I am trying to suppress a nervous giggle as I read this. Look especially at Exhibit 4. Now, check out this chart:
Goldman has incorporated almost no growth blow to Q4 or Q1 in the US when both are obviously coming, either via officials or the natural equilibrium of virus containment that occurs as the private sector shuts as more people die.
I will add that, in my view, Donald Trump’s rage at the American people is going to express itself via doing nothing on the virus. This is the path of least resistance for his anger. Indeed, I expect him to run interference on any attempts to ameliorate the pandemic by the incoming Biden Administration. That means almost no official action on the pandemic at the federal level before February and local actions will be inhibited.
But that does not mean no action. It means that the US is about to be gutted by the virus. And when hospital capacity is overwhelmed in the near future and the mortality rate skyrockets, the private sector will shut down all by itself. This is the natural equilibrium of the virus we have seen through successive waves as people, you know, aim to survive.
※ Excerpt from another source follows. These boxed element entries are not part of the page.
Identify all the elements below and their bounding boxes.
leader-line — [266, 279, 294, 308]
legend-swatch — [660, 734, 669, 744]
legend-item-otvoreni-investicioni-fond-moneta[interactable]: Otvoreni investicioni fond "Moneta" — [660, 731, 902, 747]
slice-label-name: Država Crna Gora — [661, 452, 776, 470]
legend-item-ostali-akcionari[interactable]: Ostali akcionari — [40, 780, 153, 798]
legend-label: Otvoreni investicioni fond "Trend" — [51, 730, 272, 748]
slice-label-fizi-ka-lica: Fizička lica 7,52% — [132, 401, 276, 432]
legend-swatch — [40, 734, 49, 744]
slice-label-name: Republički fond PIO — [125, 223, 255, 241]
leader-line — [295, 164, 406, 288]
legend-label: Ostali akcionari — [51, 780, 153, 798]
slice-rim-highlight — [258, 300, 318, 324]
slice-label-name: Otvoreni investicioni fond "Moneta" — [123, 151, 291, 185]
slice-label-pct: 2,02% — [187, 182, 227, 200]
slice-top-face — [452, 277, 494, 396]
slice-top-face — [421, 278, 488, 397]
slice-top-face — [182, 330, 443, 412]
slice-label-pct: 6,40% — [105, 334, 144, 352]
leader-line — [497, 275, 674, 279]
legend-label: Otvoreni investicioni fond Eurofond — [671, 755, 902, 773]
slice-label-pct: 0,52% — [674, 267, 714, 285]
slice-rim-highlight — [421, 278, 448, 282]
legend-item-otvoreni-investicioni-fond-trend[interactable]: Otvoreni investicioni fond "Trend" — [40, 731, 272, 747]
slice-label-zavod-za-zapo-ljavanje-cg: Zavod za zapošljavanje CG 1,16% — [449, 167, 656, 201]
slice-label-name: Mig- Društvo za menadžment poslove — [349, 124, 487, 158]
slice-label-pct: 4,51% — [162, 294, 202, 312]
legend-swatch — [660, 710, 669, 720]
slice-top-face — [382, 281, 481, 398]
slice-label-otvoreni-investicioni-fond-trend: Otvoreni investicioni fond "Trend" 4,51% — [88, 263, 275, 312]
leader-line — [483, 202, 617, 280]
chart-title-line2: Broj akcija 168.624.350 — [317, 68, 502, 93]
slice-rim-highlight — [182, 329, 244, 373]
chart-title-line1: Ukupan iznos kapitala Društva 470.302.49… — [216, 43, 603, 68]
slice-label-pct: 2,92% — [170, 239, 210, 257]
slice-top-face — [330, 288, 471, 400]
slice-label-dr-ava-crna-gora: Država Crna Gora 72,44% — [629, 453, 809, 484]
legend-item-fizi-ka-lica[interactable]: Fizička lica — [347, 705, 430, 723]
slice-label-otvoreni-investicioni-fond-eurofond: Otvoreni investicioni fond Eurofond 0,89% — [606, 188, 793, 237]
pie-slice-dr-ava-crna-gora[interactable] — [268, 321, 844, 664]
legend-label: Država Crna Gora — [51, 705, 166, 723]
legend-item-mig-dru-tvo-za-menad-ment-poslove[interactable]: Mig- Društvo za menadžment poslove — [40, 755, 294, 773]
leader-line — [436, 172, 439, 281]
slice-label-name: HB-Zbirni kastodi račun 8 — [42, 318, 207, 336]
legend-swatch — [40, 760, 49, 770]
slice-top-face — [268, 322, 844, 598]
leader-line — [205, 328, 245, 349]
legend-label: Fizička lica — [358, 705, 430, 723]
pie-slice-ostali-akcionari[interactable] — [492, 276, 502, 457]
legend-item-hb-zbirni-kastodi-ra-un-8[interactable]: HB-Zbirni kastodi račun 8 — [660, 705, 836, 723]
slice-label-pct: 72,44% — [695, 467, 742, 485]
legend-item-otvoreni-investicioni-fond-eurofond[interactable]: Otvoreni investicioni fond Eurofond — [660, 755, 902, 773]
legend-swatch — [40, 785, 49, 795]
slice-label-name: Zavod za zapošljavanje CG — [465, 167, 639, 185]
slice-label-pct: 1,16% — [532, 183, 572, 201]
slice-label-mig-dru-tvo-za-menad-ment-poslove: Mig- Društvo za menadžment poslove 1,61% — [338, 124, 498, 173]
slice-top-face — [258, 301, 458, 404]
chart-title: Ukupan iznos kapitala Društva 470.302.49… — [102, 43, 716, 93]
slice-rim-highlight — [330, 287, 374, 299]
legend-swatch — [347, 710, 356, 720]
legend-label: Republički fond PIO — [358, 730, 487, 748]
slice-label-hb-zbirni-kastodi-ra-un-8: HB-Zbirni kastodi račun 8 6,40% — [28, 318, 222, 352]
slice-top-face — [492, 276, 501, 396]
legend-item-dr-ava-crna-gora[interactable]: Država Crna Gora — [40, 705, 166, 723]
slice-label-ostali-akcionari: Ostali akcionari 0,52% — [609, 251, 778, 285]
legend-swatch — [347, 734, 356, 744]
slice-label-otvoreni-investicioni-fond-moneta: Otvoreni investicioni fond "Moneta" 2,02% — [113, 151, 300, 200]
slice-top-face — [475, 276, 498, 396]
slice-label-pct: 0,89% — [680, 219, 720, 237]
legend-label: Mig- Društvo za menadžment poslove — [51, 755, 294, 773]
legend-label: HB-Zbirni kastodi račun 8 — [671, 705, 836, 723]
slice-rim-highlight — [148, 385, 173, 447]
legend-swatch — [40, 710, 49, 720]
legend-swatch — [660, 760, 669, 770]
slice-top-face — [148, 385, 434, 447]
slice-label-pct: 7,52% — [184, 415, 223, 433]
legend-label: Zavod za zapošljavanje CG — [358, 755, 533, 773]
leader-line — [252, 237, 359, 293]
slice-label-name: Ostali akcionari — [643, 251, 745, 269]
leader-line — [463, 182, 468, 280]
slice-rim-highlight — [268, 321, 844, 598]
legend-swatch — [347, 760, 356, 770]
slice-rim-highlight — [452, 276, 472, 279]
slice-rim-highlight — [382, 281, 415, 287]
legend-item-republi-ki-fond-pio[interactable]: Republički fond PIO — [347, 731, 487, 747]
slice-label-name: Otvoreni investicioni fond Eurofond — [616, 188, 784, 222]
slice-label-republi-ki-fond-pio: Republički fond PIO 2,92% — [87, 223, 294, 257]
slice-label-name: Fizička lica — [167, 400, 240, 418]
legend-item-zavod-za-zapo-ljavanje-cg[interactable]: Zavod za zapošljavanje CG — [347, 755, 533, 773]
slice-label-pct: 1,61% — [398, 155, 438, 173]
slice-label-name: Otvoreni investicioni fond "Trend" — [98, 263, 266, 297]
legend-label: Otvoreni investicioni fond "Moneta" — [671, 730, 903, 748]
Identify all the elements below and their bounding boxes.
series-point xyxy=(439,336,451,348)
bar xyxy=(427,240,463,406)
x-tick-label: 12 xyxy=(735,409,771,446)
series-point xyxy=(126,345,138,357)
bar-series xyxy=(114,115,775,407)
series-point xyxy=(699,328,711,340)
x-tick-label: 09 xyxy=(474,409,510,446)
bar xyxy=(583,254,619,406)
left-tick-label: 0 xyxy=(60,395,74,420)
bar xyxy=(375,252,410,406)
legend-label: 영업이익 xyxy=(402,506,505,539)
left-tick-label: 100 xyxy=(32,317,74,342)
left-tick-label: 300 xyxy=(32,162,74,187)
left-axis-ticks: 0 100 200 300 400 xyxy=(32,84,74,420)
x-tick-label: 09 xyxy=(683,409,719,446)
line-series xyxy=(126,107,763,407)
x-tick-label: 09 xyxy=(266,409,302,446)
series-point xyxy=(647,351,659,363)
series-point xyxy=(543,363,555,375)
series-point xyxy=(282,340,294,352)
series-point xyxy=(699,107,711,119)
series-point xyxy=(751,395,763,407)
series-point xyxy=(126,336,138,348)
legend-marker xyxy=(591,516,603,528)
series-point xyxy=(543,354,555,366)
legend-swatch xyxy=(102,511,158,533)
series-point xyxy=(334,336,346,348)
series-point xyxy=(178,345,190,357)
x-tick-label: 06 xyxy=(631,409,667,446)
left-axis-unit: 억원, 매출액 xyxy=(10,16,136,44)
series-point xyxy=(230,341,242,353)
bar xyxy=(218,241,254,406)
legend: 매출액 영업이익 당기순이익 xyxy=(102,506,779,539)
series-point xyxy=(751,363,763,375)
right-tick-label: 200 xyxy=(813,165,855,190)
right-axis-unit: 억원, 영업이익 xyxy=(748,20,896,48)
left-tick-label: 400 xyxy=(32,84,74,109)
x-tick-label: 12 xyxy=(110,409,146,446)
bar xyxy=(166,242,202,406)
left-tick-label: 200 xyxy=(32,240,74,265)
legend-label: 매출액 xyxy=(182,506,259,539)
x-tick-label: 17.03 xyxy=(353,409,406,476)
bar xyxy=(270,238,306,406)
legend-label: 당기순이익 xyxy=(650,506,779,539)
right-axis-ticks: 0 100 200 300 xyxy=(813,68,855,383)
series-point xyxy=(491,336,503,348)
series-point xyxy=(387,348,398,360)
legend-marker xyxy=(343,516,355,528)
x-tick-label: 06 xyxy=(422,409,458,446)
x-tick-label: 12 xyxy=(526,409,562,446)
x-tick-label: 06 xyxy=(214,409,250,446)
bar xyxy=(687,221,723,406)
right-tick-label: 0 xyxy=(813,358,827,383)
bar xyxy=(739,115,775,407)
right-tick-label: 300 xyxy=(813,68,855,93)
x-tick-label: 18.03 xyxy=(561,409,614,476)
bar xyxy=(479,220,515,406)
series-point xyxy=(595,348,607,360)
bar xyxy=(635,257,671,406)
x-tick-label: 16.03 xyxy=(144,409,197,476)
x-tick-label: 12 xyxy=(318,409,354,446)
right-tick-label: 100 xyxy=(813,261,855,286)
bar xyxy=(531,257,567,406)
What this means is that the sell-side is yet to incorporate the coming blows to earnings over the next two quarters before we even reach the vaccines. That puts today’s explosive value rotation on a short leash, at least until markets can be reassured that the US third wave is contained in some measure again.
Clearly, this set-up may present opportunities in the months ahead for those looking to position for the subsequent “vaccine-shaped recovery”.
Don’t take my word for it. Star hedgie of the pandemic, Bill Ackman:
Hedge fund manager Bill Ackman has put on another bet that companies will struggle to pay their debts, just eight months after he cashed in a $2.6bn profit from a similar trade at the start of the pandemic.
“I hope we lose money on this next hedge,” Mr Ackman said. “We’re in a treacherous time generally and what’s fascinating is the same bet we put on eight months ago is available on the same terms as if there had never been a fire and on the probability that the world is going to be fine.”
…Mr Ackman said he remained optimistic about the economy over the long term, saying that it was likely to see a “robust recovery”, but he predicted the next few months would be “a challenging time”.
Pershing Square placed its new bet against corporate credit on the day that Pfizer and BioNTech released positive trial data on their Covid-19 vaccine, causing markets to take a sudden bullish turn.
The news was “actually bearish”, however, Mr Ackman said, because it was likely to make people more complacent about wearing masks and less likely to view the virus as a threat.